Оглядела его, будто впервые, изумленно покачала головой:
– А не врешь?
– Не вру.
– И документ у тебя есть?
– Мой документ, – улыбнулся, – справка о налогах. По статье девятнадцатой, как с кустаря.
Но Аня улыбаться не стала.
– Говори, исповедуешь?
– Исповедую.
– И правду говорят?
– Правду.
– Всю-всю? – не поверила.
– Должно быть.
– Да кто ты такой? – закричала в голос. – Чем ты от других отличаешься, чтобы я душу перед тобой выворачивала? Мужик и мужик.
– Я священник, – сказал твердо. – На мне благодать.
– Чего на тебе?
– Благодать.
Аня подумала, сказала тихо:
– Не... Всю правду – я бы не смогла.
И замолкли оба. Задумались. С тем и приехали на вокзал.
4
– Девка, – сказал, расплатившись, и похмыкал стесненно, – просьба у меня...
– Ну?
– Можно переобуюсь? Ноги горят, сил моих нет...
– Валяй.
Стянул сапоги, блаженно пошевелил пальцами.
– Ноги, – сказал, – берегу. Без ног – пропадать. До церкви – девять верст. Взад-назад – восемнадцать. Иной день по два раза.
– А доехать?
– Не город. Не на чем.
– Это же надо... – протянула. – Ну и работка у тебя!
– Не жалуюсь.
Натянул сапоги на ноги.
– Что-то ты больно хороший... – разобиделась Аня. – У вас что, все такие?
– Не все, – ответил серьезно. – Да и у вас не одни ангелы.
– У нас... – захохотала. – У нас ангелами и не пахнет.
Подошел контролер с повязкой на рукаве, взглянул подозрительно.
– Чего стоишь?
– Деньги пошли менять, – с ходу соврала Аня.
Он не поверил:
– Если надо, я могу разменять.

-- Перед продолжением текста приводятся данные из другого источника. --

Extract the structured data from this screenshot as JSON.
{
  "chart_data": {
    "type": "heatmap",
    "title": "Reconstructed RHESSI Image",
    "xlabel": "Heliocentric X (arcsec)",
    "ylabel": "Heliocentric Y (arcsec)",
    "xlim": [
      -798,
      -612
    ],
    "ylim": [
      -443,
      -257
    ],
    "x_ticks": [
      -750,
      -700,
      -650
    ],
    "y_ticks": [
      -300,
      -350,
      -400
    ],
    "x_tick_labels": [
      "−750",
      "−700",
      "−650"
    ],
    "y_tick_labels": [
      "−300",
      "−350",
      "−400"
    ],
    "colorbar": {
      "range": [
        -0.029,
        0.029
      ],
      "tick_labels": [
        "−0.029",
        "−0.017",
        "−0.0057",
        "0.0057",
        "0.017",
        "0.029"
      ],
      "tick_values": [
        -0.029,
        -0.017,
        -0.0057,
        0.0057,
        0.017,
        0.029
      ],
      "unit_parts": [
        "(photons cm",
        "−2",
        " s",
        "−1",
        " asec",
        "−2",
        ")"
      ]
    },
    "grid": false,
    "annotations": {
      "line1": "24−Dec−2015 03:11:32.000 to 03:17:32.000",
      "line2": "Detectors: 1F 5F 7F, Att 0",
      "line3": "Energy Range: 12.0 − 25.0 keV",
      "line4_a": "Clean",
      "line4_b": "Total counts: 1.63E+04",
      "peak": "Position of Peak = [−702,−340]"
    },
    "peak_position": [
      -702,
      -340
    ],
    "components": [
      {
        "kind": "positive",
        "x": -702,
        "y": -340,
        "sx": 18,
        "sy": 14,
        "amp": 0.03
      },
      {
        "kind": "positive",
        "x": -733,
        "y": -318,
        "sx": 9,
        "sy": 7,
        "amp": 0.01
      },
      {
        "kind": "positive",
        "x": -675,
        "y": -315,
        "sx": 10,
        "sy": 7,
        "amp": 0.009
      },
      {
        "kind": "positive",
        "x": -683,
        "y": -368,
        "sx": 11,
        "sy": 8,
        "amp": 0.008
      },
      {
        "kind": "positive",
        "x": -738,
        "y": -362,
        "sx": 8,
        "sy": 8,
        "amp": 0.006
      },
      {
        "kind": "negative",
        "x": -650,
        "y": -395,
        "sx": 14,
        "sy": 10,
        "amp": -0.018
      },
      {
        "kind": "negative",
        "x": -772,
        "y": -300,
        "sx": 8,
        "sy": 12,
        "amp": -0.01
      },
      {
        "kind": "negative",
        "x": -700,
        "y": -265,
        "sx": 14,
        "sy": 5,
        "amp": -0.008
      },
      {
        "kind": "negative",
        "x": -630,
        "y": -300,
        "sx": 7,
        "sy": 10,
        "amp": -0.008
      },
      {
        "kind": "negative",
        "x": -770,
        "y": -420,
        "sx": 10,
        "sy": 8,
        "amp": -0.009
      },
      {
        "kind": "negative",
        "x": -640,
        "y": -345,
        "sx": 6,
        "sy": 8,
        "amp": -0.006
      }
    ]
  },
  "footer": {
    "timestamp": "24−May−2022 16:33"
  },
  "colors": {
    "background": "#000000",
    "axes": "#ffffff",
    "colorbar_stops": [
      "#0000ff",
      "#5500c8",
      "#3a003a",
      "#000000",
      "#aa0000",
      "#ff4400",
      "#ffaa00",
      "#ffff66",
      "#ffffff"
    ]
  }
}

У меня есть.
– Русский язык понимаешь? Пошли уже.
Контролер буркнул матерно, отошел к другой машине.
– Проверяльщики, – сказала. – К коммунизму подходим, а от контролеров не продохнуть.
– Господи... – прошептал чудила. – Везде одинаково. На Рождество собрал я гармонистов, угостил перво-наперво, послал по деревне ходить, с гармонями. Песни сразу, пляски, веселье на улице... Старики, и те с печей слезли. Через час запретили сельсоветские. Не наше, говорят, веселье. Да где оно, ваше-то? Вам и не додуматься, и денег у вас на гармонистов нет. Деревня, как мертвая!
– А ты протестуй, дядя.
– Протестуй... Мы-то совсем беззаконные. Как чужие на родимой земле. Живешь и не знаешь, что завтра будет. То ли закроют, то ли в газете пропечатают, а то налогом еще обложат. – Поглядел исподлобья, признался через силу: – Я, девка, всякой власти боюсь. Почтальона, и то стороной обхожу.
– Будет тебе. Ты что, уголовник?
Помрачнел, сказал грустно:
– Я, девка, вне закона. Меня пока терпят. Как надоем, прикроют.
– Ну уж...
– Да уж. Служитель культа, и все, и катись отсюда. У меня парнишечку в школе дразнят, проходу не дают. Попович да попович... Нервный стал, дерганый, задумывается. Озлился я, прибег в школу: "Чего ребенка мордуете? У нас, говорю, свобода совести есть?" Есть, говорят, да не про вашу честь...
– Так и сказали?!
– Так и сказали.
– Им-то чего?
– Им – как всем. Можно, вот и шпыняют.